ClaimID goes social

ClaimID has announced new feature: contacts (see also Fred’s blog post). This makes ClaimID, originally an elegant service for keeping and verifying links about oneself, a social network a bit like LinkedIn, Orkut, Myspace… The big difference is, that to connect with someone, he does not have to be a ClaimID user, he just needs to have an OpenID. This makes the social network possibly very open, depending on the OpenID adoption.

I have always wanted this kind of openness in social networks. I thought that FOAF will eventually evolve in this kind of network (I even wrote a scraper transforming LinkedIn account data into FOAF). Now I have to admit, that maybe ClaimID’s approach is more user friendly and also more secure and verified (after all, anyone can write FOAF about anyone, but stealing OpenID is difficult).

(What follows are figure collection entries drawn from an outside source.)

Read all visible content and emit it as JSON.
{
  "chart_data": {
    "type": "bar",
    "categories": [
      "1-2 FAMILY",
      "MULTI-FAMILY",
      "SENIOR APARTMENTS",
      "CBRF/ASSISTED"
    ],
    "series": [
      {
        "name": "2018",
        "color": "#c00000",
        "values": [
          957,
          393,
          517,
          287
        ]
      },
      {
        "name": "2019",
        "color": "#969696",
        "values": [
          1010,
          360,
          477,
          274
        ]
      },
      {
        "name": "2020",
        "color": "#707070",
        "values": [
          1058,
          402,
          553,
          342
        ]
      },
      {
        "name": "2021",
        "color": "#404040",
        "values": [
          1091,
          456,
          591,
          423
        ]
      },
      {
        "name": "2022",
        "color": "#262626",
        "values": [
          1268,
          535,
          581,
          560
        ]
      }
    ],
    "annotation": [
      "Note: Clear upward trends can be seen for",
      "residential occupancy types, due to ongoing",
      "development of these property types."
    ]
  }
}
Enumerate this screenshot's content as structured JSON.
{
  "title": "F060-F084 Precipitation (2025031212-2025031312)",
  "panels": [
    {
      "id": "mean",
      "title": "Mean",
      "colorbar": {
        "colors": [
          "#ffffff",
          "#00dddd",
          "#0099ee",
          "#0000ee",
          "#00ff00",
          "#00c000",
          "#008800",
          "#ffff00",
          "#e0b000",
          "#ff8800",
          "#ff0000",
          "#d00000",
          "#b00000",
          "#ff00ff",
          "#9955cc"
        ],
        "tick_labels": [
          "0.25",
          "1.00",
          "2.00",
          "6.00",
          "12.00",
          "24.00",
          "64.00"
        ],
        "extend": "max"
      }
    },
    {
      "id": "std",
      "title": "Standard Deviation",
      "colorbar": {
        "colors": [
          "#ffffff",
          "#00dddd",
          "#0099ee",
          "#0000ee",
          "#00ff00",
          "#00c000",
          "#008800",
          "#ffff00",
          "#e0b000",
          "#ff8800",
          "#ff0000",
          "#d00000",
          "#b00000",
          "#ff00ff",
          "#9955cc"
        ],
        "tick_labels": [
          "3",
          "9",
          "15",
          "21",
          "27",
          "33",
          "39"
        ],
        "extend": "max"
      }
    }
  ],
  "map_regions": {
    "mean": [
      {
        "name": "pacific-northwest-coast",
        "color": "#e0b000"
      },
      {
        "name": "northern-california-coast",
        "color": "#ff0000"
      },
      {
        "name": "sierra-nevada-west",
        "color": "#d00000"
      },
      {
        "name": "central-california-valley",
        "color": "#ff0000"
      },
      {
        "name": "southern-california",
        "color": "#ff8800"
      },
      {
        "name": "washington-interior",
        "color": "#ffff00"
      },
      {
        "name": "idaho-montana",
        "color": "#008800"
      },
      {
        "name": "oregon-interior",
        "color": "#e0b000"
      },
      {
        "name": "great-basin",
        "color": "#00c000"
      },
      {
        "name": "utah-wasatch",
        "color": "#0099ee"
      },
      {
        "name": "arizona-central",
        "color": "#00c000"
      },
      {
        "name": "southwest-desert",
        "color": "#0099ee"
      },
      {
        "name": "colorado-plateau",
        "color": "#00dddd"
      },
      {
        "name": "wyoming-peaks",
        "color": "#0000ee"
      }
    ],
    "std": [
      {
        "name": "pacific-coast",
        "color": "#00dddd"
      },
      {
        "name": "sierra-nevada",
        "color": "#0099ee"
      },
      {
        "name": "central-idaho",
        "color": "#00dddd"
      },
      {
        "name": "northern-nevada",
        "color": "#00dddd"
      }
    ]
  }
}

The only disadvantage compared to FOAF distributed files is the little lock-in. In ClaimID, you don’t have to lock yourself or your contacts in the service, but you still lock the relationships in. If one day ClaimID disappears, so will the relationships. Even worse, if you want to build similar competing service, although both will be open to all OpenID users, the relationships will never mix-every user will have some of them in one service and other ones in the other service never seeing them all at once.

XFN solves the problem a bit. Still I think marking the relationships with FOAF and RDFa would make the service even more transparent, allowing anyone to make SPARQL queries over the social network and possibly several social networks following the same approach, making the social networks part of the semantic web.

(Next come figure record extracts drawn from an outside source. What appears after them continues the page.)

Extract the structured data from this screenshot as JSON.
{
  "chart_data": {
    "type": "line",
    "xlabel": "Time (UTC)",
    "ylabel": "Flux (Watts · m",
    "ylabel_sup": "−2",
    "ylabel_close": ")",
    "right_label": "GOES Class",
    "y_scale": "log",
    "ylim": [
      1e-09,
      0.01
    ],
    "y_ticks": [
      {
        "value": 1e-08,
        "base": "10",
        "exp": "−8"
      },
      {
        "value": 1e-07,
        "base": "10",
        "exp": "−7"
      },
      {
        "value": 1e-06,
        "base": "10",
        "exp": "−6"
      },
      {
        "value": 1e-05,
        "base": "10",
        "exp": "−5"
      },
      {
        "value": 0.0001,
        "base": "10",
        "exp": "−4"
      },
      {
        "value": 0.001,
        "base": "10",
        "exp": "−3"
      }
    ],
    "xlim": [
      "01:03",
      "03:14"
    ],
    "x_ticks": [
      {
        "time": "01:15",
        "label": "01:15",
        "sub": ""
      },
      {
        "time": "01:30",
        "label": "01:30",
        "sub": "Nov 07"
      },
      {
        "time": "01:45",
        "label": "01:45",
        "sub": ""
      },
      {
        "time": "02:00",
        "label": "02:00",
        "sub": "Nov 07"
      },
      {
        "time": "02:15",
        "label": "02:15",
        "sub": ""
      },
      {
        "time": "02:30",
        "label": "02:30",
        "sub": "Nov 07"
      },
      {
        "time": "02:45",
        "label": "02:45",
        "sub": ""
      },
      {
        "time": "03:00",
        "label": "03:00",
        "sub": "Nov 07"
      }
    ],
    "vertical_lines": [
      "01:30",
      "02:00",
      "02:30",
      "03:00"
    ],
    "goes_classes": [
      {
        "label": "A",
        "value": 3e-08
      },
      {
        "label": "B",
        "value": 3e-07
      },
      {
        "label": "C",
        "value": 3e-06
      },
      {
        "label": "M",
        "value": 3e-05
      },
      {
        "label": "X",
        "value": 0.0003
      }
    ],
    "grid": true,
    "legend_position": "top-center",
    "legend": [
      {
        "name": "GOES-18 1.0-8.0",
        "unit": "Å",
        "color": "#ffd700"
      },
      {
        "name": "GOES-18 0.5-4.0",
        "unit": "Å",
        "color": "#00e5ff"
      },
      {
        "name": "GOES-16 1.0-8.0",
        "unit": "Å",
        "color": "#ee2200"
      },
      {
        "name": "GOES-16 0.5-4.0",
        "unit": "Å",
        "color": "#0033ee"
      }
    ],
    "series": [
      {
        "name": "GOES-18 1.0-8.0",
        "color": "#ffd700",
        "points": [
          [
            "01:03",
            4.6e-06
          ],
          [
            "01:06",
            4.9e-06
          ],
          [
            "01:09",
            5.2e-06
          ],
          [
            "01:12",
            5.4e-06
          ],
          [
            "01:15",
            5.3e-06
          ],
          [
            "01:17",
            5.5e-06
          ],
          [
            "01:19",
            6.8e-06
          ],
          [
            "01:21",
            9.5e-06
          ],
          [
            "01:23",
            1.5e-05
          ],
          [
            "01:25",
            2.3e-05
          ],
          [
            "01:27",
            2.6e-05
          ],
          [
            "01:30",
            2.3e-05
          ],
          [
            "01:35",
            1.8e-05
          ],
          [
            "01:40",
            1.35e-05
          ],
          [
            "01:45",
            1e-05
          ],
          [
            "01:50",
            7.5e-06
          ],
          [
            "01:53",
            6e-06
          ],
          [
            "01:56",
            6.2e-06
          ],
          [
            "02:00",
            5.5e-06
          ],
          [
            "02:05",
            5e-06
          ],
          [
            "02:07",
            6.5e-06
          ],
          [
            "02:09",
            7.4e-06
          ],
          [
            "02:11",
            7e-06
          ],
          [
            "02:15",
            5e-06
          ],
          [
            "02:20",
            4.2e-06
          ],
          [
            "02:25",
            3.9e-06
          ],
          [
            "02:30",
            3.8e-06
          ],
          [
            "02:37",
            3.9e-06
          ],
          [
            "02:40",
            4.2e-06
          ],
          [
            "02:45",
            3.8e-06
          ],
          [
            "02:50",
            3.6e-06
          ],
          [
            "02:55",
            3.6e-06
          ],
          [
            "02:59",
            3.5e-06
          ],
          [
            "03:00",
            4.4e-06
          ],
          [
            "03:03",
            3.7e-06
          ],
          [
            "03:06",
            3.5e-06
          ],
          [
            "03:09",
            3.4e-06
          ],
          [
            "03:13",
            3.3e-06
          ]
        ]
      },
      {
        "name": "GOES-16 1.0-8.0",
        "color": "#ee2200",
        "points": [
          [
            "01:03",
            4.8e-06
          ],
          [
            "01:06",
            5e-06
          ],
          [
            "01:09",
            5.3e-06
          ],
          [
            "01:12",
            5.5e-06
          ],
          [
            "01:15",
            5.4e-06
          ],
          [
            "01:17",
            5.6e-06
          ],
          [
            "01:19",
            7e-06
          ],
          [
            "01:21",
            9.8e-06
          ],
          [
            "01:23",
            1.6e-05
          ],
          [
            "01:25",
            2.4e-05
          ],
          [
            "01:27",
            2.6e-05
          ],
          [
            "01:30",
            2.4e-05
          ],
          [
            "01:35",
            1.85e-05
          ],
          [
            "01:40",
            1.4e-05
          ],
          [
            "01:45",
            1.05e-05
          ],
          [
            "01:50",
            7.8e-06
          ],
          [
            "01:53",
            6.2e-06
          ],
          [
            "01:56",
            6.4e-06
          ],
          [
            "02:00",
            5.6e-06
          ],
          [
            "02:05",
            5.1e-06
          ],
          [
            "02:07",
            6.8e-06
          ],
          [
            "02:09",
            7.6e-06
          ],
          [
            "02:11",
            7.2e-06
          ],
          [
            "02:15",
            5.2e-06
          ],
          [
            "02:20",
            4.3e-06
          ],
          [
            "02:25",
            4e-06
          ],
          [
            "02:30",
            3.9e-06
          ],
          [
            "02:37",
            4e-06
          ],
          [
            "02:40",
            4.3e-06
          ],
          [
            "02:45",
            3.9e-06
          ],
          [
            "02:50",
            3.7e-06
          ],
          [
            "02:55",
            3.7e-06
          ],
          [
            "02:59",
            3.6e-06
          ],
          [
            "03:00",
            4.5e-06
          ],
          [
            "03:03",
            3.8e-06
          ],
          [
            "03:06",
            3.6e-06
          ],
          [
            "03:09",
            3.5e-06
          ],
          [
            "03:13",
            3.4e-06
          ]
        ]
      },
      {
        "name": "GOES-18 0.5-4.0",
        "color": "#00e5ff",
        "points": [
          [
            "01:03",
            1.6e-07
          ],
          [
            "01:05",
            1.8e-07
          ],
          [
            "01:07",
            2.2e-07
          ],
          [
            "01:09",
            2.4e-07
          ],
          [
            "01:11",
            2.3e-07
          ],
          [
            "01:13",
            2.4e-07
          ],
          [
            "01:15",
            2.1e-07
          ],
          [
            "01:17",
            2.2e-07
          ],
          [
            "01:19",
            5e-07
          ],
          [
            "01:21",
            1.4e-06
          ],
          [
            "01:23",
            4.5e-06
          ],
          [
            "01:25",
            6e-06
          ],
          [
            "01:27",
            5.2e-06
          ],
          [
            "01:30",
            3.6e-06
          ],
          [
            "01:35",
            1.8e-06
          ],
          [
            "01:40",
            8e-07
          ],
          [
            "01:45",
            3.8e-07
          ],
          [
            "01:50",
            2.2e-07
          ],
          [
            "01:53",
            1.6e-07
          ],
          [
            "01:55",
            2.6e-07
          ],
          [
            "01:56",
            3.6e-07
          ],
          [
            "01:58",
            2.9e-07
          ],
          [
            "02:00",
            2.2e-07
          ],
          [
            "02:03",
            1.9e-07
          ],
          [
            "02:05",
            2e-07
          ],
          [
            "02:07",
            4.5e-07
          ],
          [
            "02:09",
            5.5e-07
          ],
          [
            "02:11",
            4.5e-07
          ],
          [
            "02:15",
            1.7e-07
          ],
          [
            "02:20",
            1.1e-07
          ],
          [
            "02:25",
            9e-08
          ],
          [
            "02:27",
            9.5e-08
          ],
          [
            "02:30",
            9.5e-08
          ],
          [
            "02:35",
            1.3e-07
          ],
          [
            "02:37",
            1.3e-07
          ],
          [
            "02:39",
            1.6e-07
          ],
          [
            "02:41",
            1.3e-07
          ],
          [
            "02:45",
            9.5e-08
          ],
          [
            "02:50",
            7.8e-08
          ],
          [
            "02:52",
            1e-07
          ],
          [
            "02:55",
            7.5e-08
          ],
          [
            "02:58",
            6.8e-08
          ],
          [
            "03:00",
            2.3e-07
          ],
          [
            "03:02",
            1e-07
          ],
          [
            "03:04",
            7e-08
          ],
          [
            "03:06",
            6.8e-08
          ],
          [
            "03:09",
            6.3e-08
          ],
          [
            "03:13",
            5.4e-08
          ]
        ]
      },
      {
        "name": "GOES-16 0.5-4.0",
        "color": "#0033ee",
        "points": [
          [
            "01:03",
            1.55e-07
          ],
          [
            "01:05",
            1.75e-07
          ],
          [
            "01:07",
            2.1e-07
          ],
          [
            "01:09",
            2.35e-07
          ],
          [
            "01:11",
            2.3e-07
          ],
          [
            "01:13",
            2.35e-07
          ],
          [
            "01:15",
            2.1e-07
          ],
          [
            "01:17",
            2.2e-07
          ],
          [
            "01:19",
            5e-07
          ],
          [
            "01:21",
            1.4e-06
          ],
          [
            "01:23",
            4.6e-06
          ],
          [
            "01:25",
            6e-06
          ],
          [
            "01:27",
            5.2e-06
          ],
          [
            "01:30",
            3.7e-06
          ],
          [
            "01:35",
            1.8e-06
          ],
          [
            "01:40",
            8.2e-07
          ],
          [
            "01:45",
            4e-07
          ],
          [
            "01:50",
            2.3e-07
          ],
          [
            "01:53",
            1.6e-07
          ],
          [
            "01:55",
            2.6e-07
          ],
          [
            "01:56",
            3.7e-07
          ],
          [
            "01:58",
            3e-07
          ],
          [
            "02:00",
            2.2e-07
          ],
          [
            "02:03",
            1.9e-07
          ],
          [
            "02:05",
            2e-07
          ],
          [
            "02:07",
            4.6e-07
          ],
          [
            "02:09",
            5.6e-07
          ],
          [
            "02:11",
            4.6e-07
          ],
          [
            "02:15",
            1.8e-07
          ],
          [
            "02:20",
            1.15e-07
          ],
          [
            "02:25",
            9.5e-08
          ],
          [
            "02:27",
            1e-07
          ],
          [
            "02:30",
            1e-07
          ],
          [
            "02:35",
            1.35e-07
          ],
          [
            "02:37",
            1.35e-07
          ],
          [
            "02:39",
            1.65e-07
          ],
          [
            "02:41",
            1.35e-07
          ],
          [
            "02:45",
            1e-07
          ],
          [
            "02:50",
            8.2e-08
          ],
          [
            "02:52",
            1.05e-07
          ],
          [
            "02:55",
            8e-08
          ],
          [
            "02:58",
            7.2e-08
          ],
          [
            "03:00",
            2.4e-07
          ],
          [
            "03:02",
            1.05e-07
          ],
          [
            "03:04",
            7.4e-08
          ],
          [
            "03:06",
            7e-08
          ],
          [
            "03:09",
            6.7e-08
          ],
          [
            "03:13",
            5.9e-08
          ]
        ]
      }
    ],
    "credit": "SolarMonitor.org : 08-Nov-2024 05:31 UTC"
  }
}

Even without FOAF/RDFa integration, ClaimID seems like a very good social network offering. The problem is, most of the people I know, don’t use OpenID, so my ClaimID will stay contact-less until OpenID goes massive in this part of the world. Considering most of my friends are only recently discovering LinkedIn and using it as their first social network, this might take a long time. Or does the sudden interest in LinkedIn among my peers have something to do with the actual situational relevance as most of them are now (like me) graduating and starting careers?